Bei der Zahlungsmoral der Kunden erwarten mehr deutsche Befragungsteilnehmer eine Verschlechterung als eine Verbesserung

Nach Meinung von 59 % der befragten deutschen Unternehmen wird sich die Zahlungsmoral ihrer Firmenkunden in den kommenden Monaten nicht wesentlich verändern. Diese Meinung teilen in Westeuropa 55 % und in Osteuropa 60 % der Befragungsteilnehmer. Der Anteil der befragten deutschen Unternehmen, die eine Verschlechterung der Zahlungsmoral ihrer Kunden in den nächsten Monaten erwarten, ist höher (25 %) als der Anteil der Befragungsteilnehmer, die von einer Verbesserung ausgehen (16 %). Vor allem rechnen 40 % der befragten Unternehmen in den kommenden Monaten mit einer Zunahme verspäteter Zahlungen. 25 % der Befragungsteilnehmer äußerten in Bezug auf den Anteil der Abschreibungen im gleichen Zeitraum Bedenken. Um sich besser gegen das Risiko von Forderungsausfällen ihrer Kunden abzusichern, wollen 38 % der deutschen Befragungsteilnehmer die Bonität ihrer Kunden häufiger prüfen oder eine Forderungsausfallversicherung abschließen. 36 % planen die Beauftragung eines Inkassounternehmens, um die Effizienz beim Inkasso überfälliger Forderungen zu erhöhen. Aus Sicht von 47 % der deutschen Befragungsteilnehmer werden die finanziellen Bedingungen in den kommenden Monaten nicht angespannter
sein. Sollte jedoch der Zugang zur Bankfinanzierung im gleichen Zeitraum schwieriger werden, wollen 38 % der befragten deutschen Unternehmen ihr Personal aufgrund des Kapitalmangels abbauen oder geschäftliche Investitionen hinauszögern.

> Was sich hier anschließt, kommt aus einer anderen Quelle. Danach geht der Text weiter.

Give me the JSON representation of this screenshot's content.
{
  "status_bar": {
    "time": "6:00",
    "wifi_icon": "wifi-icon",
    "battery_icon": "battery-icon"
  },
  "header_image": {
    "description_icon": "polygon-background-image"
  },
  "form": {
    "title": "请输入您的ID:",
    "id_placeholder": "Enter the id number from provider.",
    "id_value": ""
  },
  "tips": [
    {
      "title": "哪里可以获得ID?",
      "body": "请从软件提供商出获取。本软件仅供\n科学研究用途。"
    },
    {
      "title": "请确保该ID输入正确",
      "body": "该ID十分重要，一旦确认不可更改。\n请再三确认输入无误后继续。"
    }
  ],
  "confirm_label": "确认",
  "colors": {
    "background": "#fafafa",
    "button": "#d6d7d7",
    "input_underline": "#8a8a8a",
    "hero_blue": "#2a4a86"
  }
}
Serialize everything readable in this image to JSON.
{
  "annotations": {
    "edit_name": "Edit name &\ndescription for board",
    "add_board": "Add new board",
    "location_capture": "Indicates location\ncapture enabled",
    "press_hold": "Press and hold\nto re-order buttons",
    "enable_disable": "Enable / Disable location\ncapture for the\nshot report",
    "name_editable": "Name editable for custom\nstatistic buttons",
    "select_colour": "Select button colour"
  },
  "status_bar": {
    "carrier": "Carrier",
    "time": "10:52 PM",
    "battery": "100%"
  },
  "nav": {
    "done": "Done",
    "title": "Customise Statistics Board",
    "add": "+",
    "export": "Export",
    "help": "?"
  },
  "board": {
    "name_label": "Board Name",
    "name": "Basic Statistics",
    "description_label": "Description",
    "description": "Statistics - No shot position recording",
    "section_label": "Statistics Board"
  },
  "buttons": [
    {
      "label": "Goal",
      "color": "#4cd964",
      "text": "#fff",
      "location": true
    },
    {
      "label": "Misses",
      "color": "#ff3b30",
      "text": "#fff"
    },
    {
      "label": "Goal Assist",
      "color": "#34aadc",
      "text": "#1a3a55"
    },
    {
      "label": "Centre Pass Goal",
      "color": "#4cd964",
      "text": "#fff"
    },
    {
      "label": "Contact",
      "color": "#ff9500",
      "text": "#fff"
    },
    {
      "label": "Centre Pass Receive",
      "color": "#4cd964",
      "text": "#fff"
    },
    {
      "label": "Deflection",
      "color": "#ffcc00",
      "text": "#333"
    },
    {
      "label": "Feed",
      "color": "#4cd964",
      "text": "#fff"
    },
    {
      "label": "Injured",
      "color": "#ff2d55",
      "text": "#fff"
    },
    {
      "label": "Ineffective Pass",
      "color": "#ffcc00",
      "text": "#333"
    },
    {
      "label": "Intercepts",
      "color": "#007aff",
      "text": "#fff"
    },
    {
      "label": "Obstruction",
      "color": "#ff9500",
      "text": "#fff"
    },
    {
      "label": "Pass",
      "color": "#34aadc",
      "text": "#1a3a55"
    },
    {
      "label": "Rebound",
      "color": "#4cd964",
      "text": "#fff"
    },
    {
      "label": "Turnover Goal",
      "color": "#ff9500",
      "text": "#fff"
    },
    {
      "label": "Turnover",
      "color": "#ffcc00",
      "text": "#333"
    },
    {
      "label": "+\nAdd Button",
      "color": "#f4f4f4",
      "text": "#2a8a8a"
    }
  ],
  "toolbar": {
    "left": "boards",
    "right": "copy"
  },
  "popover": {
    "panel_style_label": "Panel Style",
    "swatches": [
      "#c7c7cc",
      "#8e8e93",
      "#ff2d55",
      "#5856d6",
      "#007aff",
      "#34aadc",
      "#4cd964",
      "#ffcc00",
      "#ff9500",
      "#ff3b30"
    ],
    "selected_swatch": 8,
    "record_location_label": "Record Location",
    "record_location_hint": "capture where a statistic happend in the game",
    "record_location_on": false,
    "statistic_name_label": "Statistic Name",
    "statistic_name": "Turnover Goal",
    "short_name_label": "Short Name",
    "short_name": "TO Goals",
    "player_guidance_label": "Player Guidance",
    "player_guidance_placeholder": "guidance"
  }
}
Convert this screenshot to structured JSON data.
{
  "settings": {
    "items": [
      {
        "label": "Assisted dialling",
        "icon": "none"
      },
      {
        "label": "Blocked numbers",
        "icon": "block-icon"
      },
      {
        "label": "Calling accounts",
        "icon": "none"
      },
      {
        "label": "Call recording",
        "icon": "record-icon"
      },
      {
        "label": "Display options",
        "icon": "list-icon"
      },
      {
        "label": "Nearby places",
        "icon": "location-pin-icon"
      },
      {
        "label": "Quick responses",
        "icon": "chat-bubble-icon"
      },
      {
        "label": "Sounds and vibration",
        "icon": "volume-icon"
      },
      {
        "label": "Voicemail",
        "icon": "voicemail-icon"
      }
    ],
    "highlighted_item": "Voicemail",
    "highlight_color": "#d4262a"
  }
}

Überblick über die Zahlungsmoral in Deutschland

Nach Branchen

Firmenkunden der deutschen Baubranche werden die längsten Zahlungsziele
eingeräumt. Im Landesvergleich haben Befragungsteilnehmer aus der Baubranche ihren Firmenkunden die längsten Zahlungsziele (durchschnittlich 35 Tage ab Rechnungsdatum) eingeräumt. Bei den anderen befragten Branchen in Deutschland reichen die durchschnittlichen Zahlungsfristen von 26 Tagen im Transportsektor bis zu 19 Tagen in der Metall- sowie der Agrar- und Nahrungsmittelbranche.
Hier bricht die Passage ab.